Disability insurance had been a goal of earlier social insurance reformers in the 1930s and 1940s, but its potential cost and the opposition of business and medical interests had prevented its passage. [fn 14] At first, Congress limited SSDI to disabled workers between the ages of fifty and sixty-four, but in 1960 it removed the lower age limit; nonetheless, to receive full SSDI benefits, individuals must have paid work experience of a least ten years. The attractiveness of the program increased as automatic eligibility for Medicare coverage was tied to SSDI enrollment. Despite its narrow definition of eligibility, participation in SSDI expanded rapidly from its creation on through the late 1970s. Attempts in the early 1980s to reduce the rate of increasing participation by making it more difficult to qualify for SSDI benefits proved controversial. Ultimately, those efforts failed, in part de to political pressures heightened by dramatic media accounts, and in part because the rate of program expansion leveled off in the 1980s. (p. 380)

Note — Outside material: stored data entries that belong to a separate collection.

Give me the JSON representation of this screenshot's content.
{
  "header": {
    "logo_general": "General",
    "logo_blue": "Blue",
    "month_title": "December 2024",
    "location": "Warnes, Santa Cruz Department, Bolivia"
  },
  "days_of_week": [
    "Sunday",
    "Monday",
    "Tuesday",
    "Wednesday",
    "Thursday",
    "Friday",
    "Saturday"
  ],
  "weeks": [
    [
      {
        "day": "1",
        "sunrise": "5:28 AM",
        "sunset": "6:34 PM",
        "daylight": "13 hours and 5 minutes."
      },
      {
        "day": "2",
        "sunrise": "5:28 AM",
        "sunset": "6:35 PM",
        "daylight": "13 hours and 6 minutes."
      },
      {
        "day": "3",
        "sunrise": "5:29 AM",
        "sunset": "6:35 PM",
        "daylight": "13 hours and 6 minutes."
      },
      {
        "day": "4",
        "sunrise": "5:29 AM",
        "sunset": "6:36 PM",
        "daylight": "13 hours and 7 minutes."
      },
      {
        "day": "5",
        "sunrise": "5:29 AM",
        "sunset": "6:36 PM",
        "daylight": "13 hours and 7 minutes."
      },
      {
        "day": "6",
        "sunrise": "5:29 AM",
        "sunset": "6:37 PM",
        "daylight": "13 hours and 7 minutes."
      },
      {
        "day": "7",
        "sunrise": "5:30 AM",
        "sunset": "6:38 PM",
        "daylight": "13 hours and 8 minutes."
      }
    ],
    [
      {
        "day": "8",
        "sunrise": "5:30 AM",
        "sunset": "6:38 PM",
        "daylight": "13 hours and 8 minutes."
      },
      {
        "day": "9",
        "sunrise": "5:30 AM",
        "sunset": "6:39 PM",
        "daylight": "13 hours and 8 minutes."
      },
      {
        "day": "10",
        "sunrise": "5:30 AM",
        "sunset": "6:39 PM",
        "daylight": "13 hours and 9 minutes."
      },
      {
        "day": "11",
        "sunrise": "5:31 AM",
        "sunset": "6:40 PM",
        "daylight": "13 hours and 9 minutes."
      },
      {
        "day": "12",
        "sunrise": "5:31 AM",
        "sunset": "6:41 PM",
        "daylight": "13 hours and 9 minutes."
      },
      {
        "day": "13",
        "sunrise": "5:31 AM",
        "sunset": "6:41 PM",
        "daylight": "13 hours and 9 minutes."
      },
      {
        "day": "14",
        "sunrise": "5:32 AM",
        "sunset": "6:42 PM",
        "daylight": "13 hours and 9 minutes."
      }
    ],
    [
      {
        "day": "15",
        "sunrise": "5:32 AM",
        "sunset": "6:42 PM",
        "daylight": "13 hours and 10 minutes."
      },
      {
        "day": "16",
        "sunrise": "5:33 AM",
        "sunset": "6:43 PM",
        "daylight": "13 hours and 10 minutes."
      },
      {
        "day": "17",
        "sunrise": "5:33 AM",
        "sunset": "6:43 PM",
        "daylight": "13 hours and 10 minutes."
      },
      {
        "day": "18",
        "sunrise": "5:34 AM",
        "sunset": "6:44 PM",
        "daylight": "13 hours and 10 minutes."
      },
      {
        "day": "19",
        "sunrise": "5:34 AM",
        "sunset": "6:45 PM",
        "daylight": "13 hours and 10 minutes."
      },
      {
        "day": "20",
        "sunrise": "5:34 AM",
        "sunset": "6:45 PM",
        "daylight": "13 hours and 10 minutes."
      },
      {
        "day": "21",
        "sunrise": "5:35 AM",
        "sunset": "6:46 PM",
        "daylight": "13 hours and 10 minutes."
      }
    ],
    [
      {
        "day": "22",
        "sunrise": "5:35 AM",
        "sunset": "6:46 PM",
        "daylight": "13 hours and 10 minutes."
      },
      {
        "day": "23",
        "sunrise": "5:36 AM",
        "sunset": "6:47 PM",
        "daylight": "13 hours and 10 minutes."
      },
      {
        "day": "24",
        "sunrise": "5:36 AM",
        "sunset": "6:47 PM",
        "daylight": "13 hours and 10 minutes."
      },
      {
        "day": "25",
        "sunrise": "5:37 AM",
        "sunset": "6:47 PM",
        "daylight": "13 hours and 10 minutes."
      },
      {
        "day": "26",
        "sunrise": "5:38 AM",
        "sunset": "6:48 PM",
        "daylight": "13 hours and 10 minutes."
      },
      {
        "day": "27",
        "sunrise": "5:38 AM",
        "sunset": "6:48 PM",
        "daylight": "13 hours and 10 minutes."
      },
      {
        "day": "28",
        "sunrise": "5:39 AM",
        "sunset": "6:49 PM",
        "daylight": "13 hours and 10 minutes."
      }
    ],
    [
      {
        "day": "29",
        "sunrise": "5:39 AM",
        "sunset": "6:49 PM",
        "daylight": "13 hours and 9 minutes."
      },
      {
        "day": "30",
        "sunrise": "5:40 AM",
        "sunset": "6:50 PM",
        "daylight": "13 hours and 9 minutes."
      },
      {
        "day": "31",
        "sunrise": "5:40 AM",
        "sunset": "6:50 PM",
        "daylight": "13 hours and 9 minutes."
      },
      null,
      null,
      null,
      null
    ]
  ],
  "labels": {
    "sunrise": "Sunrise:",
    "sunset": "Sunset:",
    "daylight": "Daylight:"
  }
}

Some analysts have viewed the SSDI program as a ticket out of the worked for displace workers with limited educational credentials or technologically obsolete skills. Many other have objected to the all-or-nothing work disincentive in the program’s eligibility requirement that force applicants to choose, on the one hand, between receiving income support and medical insurance and, on the other hand, accepting employment, often at low-paying jobs without medical benefits. (in 1999, some of these disincentives were reduced with the enactment of the Work Incentives Improvement Act, although the impact of this law remains unclear.
In 1972, an additional federal cash benefit program, Social Security Income, was created under the Social Security Act amendments. SSI replaced previous federal-state welfare programs for people with disabilities (and a separate set of programs for blind people) because Congress considered them too inconsistent and, in some states, inadequate. SSI provides cash benefits to eligible individuals with disabilities who have very low incomes, regardless of their work history (unlike SSDI). SSI’s determination of work disability in similar to SSDI’s, with many of the same ambiguities and problems. Because SSI beneficiaries have very low incomes and the cash benefits themselves are quite modest, individuals eligilble for SSI also automatically qualify for Medicaid, the federal-state health program for low-income and individuals and families. Like SSDI, few SSI beneficiaries enter the paid workforce after they are enrolled in the program. In recent years, an increasing number of SSI applicants have had psychiatric and addiction disorders, complicating issues of building work incentives into the program.
Once again, didn’t get to finish the post but this is good information so I am going to post anyway.
When re-reading some of it just now, I was struck by the “required wage work” concept cited. Without returning to the text, it does make me wonder if this is an area of little research from back in the day when women were unpaid chauffeurs, caregivers, housemaids, cooks, and bottle washers.
You can buy reasonably priced long-term disability insurance (be sure to pay the whole premium yourself because it is NOT taxable as income when you do this) as an employee at larger businesses and corporations, but as a stay-at-home mom, I am not sure what happens if you become disabled or if you can even by the insurance for an affordable amount as an individual. I will have to look into it once I get caught up (ha ha).